Mental health disorders
Mental health issues such as anxiety and depression are among the key reasons driving up the suicide rate. Unnoticed and untreated mental illnesses can result in such decisions. Trauma, such as psychological, physical and sexual abuse, community violence, neglect and other adverse childhood experiences, could have a long-lasting impact on an individual’s mindset. These reasons are strong enough to cause suicide if left untreated and inadequately managed. Peer pressure, bullying, rejection other social factors can also have a devastating impact on an individual’s sanity and thought process. Continuous bullying can lower self-esteem and instigate mental health issues, leading to suicidal thoughts.

Failed aspiration for a better future is also one of the reasons for suicides in young people. A better future is not just limited to an economic future, it also points out to a future in which young people have autonomy and freedom to make decisions. If they do not feel such a future is possible, suicide may be the result. It is also important to mention that most of the time, their aspirations are influenced by their peers or social media, and may be unrealistic.
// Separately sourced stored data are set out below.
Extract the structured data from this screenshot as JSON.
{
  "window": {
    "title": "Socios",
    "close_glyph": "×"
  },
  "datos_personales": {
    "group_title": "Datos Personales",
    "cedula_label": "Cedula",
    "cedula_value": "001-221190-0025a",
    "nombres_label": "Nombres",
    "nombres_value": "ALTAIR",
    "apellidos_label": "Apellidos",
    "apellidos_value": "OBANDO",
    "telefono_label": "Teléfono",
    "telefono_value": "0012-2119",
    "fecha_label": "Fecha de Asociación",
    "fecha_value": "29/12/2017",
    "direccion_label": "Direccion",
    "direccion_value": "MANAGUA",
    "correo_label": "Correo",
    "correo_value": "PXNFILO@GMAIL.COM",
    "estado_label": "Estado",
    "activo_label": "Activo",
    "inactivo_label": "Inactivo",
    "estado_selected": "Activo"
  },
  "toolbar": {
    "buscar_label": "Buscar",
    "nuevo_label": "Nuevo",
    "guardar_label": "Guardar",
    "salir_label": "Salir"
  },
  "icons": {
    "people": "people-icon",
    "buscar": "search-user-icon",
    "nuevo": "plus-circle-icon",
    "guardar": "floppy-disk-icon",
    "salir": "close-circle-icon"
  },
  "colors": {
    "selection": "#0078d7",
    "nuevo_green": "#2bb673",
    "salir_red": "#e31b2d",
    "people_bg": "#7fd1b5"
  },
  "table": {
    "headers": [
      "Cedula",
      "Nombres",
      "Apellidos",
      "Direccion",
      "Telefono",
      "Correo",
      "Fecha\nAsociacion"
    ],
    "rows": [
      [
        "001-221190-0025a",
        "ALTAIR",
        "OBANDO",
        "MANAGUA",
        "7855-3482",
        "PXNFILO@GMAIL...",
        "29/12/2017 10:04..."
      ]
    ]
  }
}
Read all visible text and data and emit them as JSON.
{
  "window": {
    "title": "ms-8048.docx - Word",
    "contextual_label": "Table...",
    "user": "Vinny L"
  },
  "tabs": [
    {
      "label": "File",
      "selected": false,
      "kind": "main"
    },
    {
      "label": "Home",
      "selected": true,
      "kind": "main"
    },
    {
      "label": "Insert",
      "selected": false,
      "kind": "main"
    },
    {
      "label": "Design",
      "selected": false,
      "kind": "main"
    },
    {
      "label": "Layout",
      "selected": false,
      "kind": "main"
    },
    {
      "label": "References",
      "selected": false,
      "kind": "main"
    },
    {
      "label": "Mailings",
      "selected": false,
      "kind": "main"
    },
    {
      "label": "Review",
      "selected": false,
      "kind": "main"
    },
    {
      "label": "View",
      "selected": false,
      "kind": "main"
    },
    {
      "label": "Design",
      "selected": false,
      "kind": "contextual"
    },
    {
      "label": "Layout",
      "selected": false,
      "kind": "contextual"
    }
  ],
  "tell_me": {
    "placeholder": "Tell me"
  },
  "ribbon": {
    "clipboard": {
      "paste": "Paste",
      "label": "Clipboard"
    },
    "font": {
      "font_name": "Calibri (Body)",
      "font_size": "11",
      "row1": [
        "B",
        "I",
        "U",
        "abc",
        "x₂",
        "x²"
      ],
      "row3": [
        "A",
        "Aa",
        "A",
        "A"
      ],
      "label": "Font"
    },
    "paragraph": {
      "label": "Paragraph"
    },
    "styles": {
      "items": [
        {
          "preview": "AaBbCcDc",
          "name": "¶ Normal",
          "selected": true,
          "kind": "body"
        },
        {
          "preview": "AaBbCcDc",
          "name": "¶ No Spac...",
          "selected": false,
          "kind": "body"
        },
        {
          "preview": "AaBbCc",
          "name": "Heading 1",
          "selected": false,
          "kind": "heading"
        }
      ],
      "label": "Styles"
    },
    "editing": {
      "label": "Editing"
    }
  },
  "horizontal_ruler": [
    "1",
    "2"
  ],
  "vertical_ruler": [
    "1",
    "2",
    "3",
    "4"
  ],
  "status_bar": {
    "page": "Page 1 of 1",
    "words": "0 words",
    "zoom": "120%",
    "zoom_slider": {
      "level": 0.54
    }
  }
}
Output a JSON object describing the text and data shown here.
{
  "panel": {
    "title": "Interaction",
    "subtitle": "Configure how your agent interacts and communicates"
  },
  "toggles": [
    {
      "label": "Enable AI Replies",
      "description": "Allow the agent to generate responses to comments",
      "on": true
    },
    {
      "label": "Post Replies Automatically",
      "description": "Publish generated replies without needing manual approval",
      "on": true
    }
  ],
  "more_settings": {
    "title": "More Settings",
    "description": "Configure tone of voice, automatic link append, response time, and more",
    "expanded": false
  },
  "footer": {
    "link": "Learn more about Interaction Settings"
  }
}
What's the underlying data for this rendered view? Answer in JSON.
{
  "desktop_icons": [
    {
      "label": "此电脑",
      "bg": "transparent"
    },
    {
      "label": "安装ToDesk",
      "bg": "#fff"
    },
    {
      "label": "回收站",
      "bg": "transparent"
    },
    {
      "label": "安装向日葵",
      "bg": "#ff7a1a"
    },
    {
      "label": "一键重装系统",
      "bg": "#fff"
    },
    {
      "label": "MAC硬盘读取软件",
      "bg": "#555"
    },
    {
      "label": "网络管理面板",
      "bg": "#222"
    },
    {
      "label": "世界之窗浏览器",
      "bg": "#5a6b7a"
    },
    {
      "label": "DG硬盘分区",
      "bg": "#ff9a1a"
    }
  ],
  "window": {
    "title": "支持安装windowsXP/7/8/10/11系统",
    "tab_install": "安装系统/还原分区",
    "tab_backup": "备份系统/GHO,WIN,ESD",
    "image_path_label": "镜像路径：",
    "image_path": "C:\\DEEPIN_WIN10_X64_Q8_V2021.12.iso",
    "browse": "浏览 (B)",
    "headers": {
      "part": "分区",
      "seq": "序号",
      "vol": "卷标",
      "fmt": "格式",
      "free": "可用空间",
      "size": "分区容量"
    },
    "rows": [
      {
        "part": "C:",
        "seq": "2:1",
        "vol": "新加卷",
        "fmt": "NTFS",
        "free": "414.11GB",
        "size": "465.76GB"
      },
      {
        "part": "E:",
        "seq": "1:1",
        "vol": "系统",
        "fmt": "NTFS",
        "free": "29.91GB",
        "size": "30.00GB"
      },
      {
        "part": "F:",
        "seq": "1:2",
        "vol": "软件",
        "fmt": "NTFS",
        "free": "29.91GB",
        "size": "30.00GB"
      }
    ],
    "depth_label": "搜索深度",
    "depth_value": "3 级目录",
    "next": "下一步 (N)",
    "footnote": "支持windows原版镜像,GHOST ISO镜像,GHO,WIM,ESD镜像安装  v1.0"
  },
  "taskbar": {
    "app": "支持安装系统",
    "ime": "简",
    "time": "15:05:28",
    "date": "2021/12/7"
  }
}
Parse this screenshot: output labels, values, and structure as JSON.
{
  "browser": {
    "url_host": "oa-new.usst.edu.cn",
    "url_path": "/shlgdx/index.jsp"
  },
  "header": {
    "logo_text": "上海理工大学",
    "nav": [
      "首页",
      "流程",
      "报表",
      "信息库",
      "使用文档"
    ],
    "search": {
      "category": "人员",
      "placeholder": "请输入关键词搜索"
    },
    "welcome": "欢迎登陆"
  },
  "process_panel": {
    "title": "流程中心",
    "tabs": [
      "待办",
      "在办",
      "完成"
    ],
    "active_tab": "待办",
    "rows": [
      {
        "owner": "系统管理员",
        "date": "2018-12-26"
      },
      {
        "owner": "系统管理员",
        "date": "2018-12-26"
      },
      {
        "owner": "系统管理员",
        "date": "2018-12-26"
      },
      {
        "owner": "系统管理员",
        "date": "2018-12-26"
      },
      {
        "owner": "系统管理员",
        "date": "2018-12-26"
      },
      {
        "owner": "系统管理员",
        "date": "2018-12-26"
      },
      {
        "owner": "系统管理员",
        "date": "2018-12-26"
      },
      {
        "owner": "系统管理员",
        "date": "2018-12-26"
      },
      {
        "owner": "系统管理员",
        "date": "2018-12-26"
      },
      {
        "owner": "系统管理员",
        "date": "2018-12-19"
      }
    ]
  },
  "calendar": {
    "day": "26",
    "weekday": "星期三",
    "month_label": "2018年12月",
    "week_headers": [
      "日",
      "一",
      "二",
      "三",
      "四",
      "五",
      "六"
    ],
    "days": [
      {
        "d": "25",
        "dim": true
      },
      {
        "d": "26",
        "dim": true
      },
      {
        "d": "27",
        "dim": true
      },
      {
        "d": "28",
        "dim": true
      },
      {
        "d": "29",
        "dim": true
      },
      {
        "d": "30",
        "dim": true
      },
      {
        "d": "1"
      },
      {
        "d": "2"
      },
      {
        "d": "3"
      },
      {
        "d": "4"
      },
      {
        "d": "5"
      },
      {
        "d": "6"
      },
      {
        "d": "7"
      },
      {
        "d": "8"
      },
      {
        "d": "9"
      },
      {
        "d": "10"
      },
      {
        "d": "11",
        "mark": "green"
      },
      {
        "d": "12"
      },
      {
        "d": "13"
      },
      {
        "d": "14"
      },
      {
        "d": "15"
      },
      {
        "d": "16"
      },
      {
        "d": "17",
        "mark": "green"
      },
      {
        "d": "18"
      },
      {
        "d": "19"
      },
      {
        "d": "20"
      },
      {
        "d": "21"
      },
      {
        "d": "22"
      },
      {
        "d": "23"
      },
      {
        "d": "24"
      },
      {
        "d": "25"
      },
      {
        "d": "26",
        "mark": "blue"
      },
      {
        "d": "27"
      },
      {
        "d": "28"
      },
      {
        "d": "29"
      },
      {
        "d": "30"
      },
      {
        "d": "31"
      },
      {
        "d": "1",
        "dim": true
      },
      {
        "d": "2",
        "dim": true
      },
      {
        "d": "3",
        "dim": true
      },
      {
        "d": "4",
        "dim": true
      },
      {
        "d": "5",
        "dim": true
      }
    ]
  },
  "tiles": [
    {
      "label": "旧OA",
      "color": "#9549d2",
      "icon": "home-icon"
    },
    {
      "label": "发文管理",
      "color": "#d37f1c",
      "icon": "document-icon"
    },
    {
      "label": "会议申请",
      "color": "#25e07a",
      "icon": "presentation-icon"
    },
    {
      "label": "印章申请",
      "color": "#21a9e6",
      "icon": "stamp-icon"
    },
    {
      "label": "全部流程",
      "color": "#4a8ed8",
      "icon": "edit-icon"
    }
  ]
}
Identity issues and discrimination
The LGBTQ community often faces criticism and rejection. It’s an easy target for stigma from society, peers and even their families. People who belong to this group often experience harassment, discrimination and bias in all walks of life. As a result, they are more vulnerable to suicidal thoughts and behaviour. According to the Social and Cultural Planning office, almost half of the people of this community have had suicidal thoughts at one point in their lives.

Substance abuse and addiction
Substance abuse and other lethal addictions are becoming global health concerns. This is an alarming situation for both developed and developing countries. Youngsters have been using these as a coping mechanism to lessen emotional pain and numb difficult feelings. However, this temporary relief is working as a silent killer for them and leading to suicidal behavior.

Financial instability
Unemployment and financial stress are other significant contributors that increase suicide risk. Financial woes give birth to negative thoughts and problems such as feelings of hopelessness, a sense of being a burden to others, and despair.

Lack of manpower in healthcare sector
The rising number of suicides could also be the result of a lack of capacity in healthcare. Due to less manpower, it takes more time for treatment of serious psychological problems.

A comprehensive and multi-faceted approach is needed to prevent suicide among young people. Some effective strategies could be facilitating access to mental health services, promoting mental health awareness, fostering a supportive environment, screening and early invention, helping young people learn coping skills and resilience, educating parents and caregivers, providing a positive environment, timely treatment of problems and many more. It is essential to acknowledge that suicidal thoughts are not just an individual problem, but a national crisis and that taking measures to address the issue should be our collective responsibility. Youngsters are the future of the country. It is high time to raise awareness about mental health in schools, college and offices and inform youngsters that there is no shame in asking for help.